Cutting plant Bowland Foods Ltd has received an increased fine of £62,000, three months after it was fined £35,400. It was also ordered to pay prosecution costs of £9,384 for failing to ensure the removal of specific animal parts before they entered the food chain.
A Food Standards Agency (FSA) unannounced inspection at Bowland Foods found the plant had consigned meat without “specified risk material” being removed.
Inspectors found carcases and records which showed the business had not removed the material from animals over 30 months old.
Appealed the fine
While the business accepted it was guilty of the offences, it appealed the size of the fine initially received.
The appeal was dismissed at a hearing at Preston Crown Court last week (15 August) and the sentence increased significantly after the level of seriousness was considered to have been set too low.
Claims made by Bowland that the prosecution was an abuse of process by the FSA also factored into the judge’s decision, which he called “an unbridled attack on every aspect of the FSA investigation and preparation of the case for trial”.
The fine was increased from £35,400 to £60,000 with the full additional costs of £2,319.27 awarded to the FSA, to be added to the costs awarded in the lower court.
Reduced credit for guilty plea
As part of the increased fine, the judge reduced the credit Bowland Foods had received for their early guilty plea as a result of the abuse of process arguments it made.
Martin Evans, head of field operations at the FSA said: “This significantly increased fine further underlines just how seriously breaches of public health regulations are taken by ourselves and the courts.
“It is vitally important for consumers and the wider industry that regulations such these are followed and that public health is protected.”

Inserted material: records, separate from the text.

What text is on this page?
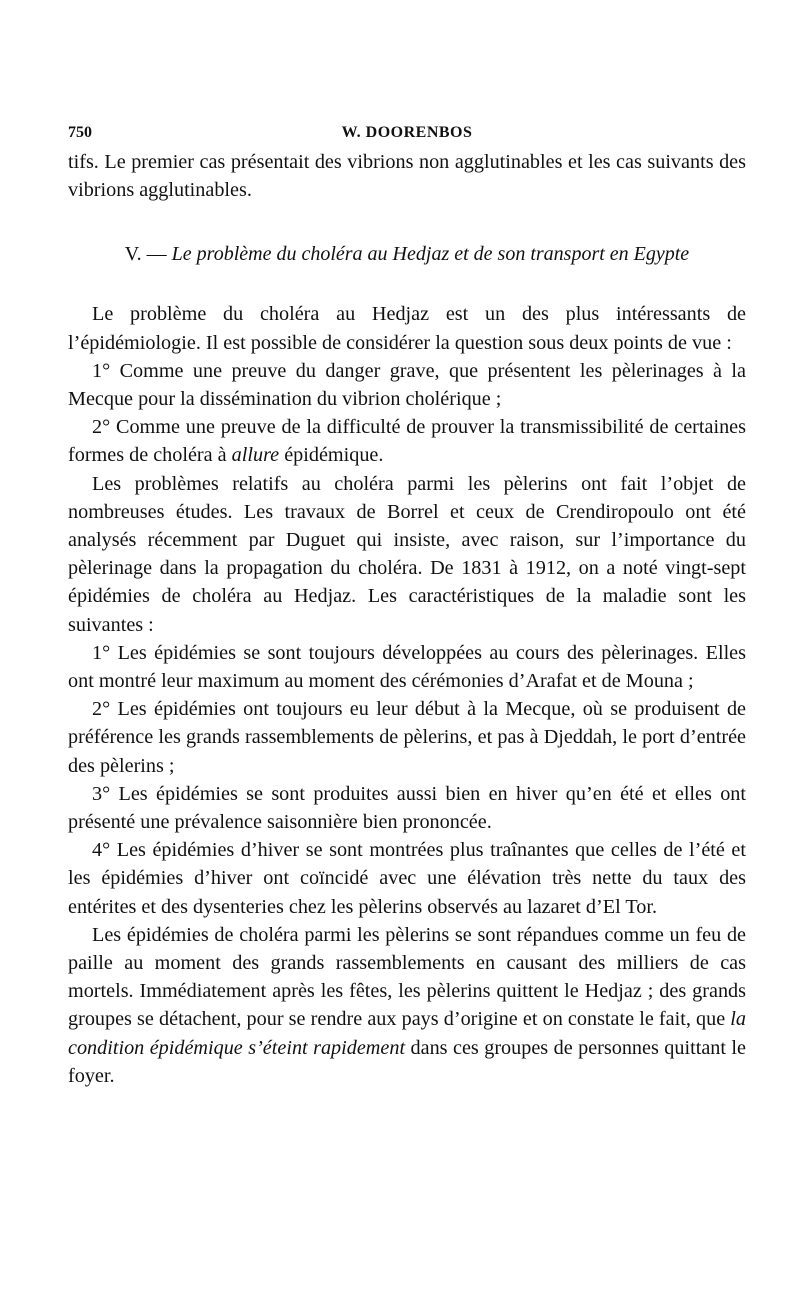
750	W. DOORENBOS

tifs. Le premier cas présentait des vibrions non agglutinables et les cas suivants des vibrions agglutinables.

V. — Le problème du choléra au Hedjaz et de son transport en Egypte

Le problème du choléra au Hedjaz est un des plus intéressants de l’épidémiologie. Il est possible de considérer la question sous deux points de vue :

1° Comme une preuve du danger grave, que présentent les pèlerinages à la Mecque pour la dissémination du vibrion cholérique ;

2° Comme une preuve de la difficulté de prouver la transmissibilité de certaines formes de choléra à allure épidémique.

Les problèmes relatifs au choléra parmi les pèlerins ont fait l’objet de nombreuses études. Les travaux de Borrel et ceux de Crendiropoulo ont été analysés récemment par Duguet qui insiste, avec raison, sur l’importance du pèlerinage dans la propagation du choléra. De 1831 à 1912, on a noté vingt-sept épidémies de choléra au Hedjaz. Les caractéristiques de la maladie sont les suivantes :

1° Les épidémies se sont toujours développées au cours des pèlerinages. Elles ont montré leur maximum au moment des cérémonies d’Arafat et de Mouna ;

2° Les épidémies ont toujours eu leur début à la Mecque, où se produisent de préférence les grands rassemblements de pèlerins, et pas à Djeddah, le port d’entrée des pèlerins ;

3° Les épidémies se sont produites aussi bien en hiver qu’en été et elles ont présenté une prévalence saisonnière bien prononcée.

4° Les épidémies d’hiver se sont montrées plus traînantes que celles de l’été et les épidémies d’hiver ont coïncidé avec une élévation très nette du taux des entérites et des dysenteries chez les pèlerins observés au lazaret d’El Tor.

Les épidémies de choléra parmi les pèlerins se sont répandues comme un feu de paille au moment des grands rassemblements en causant des milliers de cas mortels. Immédiatement après les fêtes, les pèlerins quittent le Hedjaz ; des grands groupes se détachent, pour se rendre aux pays d’origine et on constate le fait, que la condition épidémique s’éteint rapidement dans ces groupes de personnes quittant le foyer.
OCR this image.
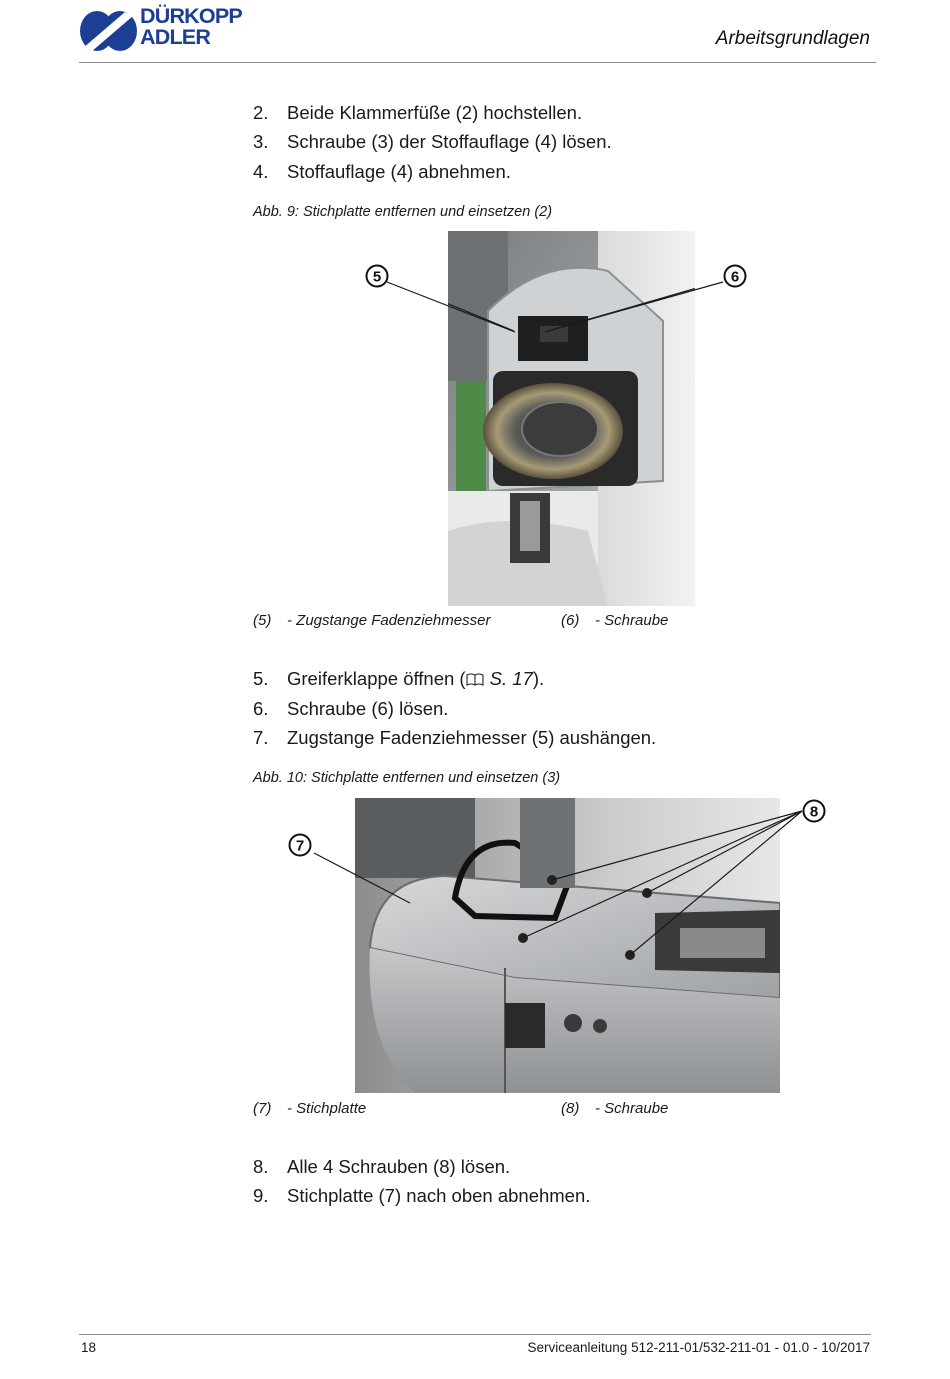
DÜRKOPP
ADLER	Arbeitsgrundlagen
2. Beide Klammerfüße (2) hochstellen.
3. Schraube (3) der Stoffauflage (4) lösen.
4. Stoffauflage (4) abnehmen.
Abb. 9: Stichplatte entfernen und einsetzen (2)
5	6
(5) - Zugstange Fadenziehmesser	(6) - Schraube
5. Greiferklappe öffnen ( S. 17).
6. Schraube (6) lösen.
7. Zugstange Fadenziehmesser (5) aushängen.
Abb. 10: Stichplatte entfernen und einsetzen (3)
7
8
(7) - Stichplatte	(8) - Schraube
8. Alle 4 Schrauben (8) lösen.
9. Stichplatte (7) nach oben abnehmen.
18	Serviceanleitung 512-211-01/532-211-01 - 01.0 - 10/2017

Removing specified bodies parts from animal carcasses
The Transmissible Spongiform Encephalopathies (England) Regulations 2010 require correct removal and disposal of specific parts of animals before they enter the food chain to reduce risk from brain diseases that cattle, sheep and goats are vulnerable to.
The most widely recognised of these diseases is BSE in cattle – referred to as ‘mad cow disease’ – which has been linked to human diseases such as Creutzfeldt-Jakob disease.